Dass einige Insider, wie der deutsche Satiriker Jan Böhmermann, mehrere Stellen des „Ibiza-Videos" bereits vor dem Platzen der Bombe am Freitag, 17. Mai 2019, und dem darauffolgenden politischen Flächenbrand gekannt haben dürften, ist bekannt. Auch Ex-Vizekanzler Heinz-Christian Strache (FP) selbst soll schon im April gewusst haben, dass schwer belastendes Material über ihn im Umlauf ist.

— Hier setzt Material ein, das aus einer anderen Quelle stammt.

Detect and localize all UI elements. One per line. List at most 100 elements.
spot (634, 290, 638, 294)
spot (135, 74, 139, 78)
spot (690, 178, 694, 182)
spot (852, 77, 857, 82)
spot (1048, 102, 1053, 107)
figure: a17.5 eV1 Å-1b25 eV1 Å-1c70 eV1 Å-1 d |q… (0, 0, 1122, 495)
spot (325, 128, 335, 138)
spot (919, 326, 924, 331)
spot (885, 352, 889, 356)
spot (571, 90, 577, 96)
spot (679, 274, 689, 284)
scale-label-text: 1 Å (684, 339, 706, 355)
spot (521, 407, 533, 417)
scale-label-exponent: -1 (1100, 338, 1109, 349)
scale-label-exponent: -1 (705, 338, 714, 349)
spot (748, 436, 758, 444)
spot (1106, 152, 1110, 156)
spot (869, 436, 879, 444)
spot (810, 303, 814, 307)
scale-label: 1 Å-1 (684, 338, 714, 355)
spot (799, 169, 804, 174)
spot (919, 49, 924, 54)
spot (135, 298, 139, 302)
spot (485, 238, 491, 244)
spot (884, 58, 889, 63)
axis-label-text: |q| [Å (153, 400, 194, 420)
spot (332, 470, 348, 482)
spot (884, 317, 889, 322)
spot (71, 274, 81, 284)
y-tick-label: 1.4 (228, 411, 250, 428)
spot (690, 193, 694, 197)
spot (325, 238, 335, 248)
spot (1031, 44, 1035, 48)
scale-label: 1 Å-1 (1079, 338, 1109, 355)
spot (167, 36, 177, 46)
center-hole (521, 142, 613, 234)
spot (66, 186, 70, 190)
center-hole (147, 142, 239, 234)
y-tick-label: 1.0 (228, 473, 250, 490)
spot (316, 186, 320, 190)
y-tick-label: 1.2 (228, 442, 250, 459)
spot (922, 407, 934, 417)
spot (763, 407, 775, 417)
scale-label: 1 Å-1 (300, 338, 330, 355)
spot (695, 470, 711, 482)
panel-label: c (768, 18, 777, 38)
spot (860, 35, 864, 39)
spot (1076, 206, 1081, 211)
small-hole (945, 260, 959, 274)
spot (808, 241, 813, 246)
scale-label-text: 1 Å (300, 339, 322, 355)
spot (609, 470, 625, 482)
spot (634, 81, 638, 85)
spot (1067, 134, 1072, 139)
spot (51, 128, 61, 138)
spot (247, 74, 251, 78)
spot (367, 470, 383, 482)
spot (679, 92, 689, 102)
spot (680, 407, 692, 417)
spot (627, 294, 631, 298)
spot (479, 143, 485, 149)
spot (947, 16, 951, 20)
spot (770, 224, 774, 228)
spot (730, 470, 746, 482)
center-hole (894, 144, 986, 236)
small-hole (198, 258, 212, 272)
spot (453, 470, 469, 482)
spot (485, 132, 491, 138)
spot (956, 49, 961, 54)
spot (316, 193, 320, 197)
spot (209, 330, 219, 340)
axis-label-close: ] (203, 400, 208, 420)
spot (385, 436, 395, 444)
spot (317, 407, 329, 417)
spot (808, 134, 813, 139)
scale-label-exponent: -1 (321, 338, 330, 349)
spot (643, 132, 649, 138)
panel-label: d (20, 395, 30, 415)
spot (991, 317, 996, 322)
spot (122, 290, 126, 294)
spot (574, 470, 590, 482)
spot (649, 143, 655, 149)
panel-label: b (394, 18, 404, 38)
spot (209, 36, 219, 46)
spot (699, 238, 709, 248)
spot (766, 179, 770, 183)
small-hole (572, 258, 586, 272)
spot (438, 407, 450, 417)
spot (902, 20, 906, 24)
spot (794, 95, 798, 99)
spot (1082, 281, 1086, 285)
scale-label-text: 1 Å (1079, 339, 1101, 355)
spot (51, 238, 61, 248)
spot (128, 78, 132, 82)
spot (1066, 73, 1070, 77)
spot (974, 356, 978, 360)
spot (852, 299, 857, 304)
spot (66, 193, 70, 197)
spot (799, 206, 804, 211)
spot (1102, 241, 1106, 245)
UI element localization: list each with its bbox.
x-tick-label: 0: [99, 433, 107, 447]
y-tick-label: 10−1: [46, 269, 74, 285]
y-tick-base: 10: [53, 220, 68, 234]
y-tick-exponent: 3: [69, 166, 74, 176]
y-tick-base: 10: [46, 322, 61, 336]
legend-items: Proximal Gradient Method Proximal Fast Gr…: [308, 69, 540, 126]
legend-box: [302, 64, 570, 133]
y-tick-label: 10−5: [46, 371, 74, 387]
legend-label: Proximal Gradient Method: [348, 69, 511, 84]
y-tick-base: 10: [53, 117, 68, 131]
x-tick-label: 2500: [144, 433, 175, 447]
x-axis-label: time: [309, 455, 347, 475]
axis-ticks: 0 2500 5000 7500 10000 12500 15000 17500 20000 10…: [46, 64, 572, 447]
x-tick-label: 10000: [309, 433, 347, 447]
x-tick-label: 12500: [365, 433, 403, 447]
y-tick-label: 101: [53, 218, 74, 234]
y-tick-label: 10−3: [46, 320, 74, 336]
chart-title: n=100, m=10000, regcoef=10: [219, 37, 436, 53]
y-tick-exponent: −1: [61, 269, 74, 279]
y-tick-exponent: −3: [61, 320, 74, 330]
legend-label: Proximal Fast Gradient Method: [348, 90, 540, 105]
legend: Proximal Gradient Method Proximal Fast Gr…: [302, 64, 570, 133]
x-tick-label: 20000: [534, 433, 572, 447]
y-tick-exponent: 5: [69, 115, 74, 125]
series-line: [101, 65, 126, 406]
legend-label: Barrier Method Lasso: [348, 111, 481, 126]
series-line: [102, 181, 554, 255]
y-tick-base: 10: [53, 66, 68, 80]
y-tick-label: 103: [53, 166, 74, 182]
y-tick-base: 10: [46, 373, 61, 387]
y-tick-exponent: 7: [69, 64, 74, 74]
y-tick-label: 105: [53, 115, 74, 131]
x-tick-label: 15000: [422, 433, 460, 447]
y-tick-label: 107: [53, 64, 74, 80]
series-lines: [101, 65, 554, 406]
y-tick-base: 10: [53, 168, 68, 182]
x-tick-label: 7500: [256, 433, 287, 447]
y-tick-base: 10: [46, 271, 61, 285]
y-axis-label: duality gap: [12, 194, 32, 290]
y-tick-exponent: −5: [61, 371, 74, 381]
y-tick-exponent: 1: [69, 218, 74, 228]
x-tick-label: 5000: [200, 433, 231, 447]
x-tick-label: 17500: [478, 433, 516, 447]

Wie groß der Kreis der informierten Insider war, kann indes nur vermutet werden: Zwei Männer witterten mit ihrem Wissen sogar das große Geld, setzten bei einem bekannten Wettanbieter bereits am 10. Mai auf ein Scheitern der Regierung und ein Ausrufen von Neuwahlen. Dabei sollen die beiden Männer auch auf ein konkretes Datum (18. bis 21. Mai 2019) getippt haben. Der Wetteinsatz: 300 Euro. Der mögliche Gewinn: Ein kleines Vermögen.

"Nur Verantwortliche des Wettanbieters bekamen nach einigen Tagen Bedenken, nahmen die Wette wieder zurück und erstatteten schließlich Anzeige bei der Polizei", so ein Polit-Insider.